Listen & Learn (first posted Thursday, July 3, 2008)
Do you ever carelessly say "gonna" instead of "going to"? That's the way language has been changing and making new words for millennia. The Indo-European root words for "go" and "carry" (words that sounded something like "bear" and "ink") ran together to become the English word "bring". There also used to be a word that meant "repeatedly" that's now just the suffix "le" in English; it's the difference between dab and dabble, drip and dribble.
I learned this from 'The Story of Human Language,' a Teaching Company course on CD which is a series of lectures by linguist John McWhorter. The Berkeley Heights Public Library has over 200 courses, on CD, DVD and audiocassette tapes by the Teaching Company and Recorded Book's Modern Scholar.
Posted by Ellen at 7/03/2008 10:31:00 AM
How to Listen and Understand Great Music (First posted Tuesday, December 13, 2011)
New Jersey's own Robert Greenberg is the entertaining lecturer of the music appreciation course with that name 'How to Listen and Understand Great Music,' which BHPL has in its nonfiction audiobook collection. Dr. Greenberg tells funny and illuminating stories about composers. You get to hear a little of each selection, which is a good way to figure out what you'd enjoy listening to on your own in full later. This audiobook course is located at BHPL at CD AUDIO 780.9 GRE - scan the walls for a pink flamingo to find the nonfiction audiobooks.
Posted by Ellen at 12/13/2011 11:28:00 AM
Museum Masterpieces: the Met (First posted Thursday, December 1, 2011)
The library has a wonderful Teaching Company course on DVD that you can borrow called Museum Masterpieces: The Metropolitan Museum of Art. There are 24 half hour lectures.
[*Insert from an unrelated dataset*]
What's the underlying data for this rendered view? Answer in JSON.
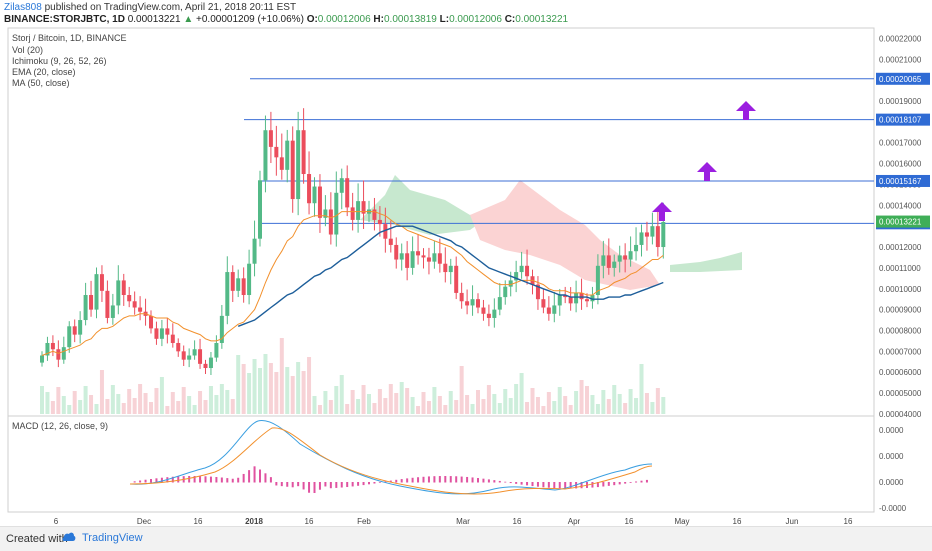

My favorite part was learning about the historical connections between works of art in the Museum. An amazing engraved helmet, the "burgonet with falling buffe" is on display in the Department of Arms and Armor. The helmet was given to the Medici court in Florence sometime in the 16th century. The helmet appears in a portrait of Cosimo II de Medici, which the Met web site says is not on display - another reason to check out the DVDs. The lectures will also give you a peek at famous prints, photographs and costumes usually not on display.
The period rooms you can wander around in (like the bedroom from the Sagredo Palace in Venice, above) have always been my favorite part of the Met. The DVDs showed me several rooms I had never come across before, including the Verplanck Room in the American Wing. The Verplanck Room's furniture is from the home Daniel Verplanck grew up in. Daniel's childhood portrait by John Singleton Copley is also at the Met, and the view in the background is that of his family's home in Fishkill-on-Hudson. The walls and cornice of the room were taken from another house in the Hudson River Valley, so the portrait's background gives you an idea of what the view through the room's windows may have been like.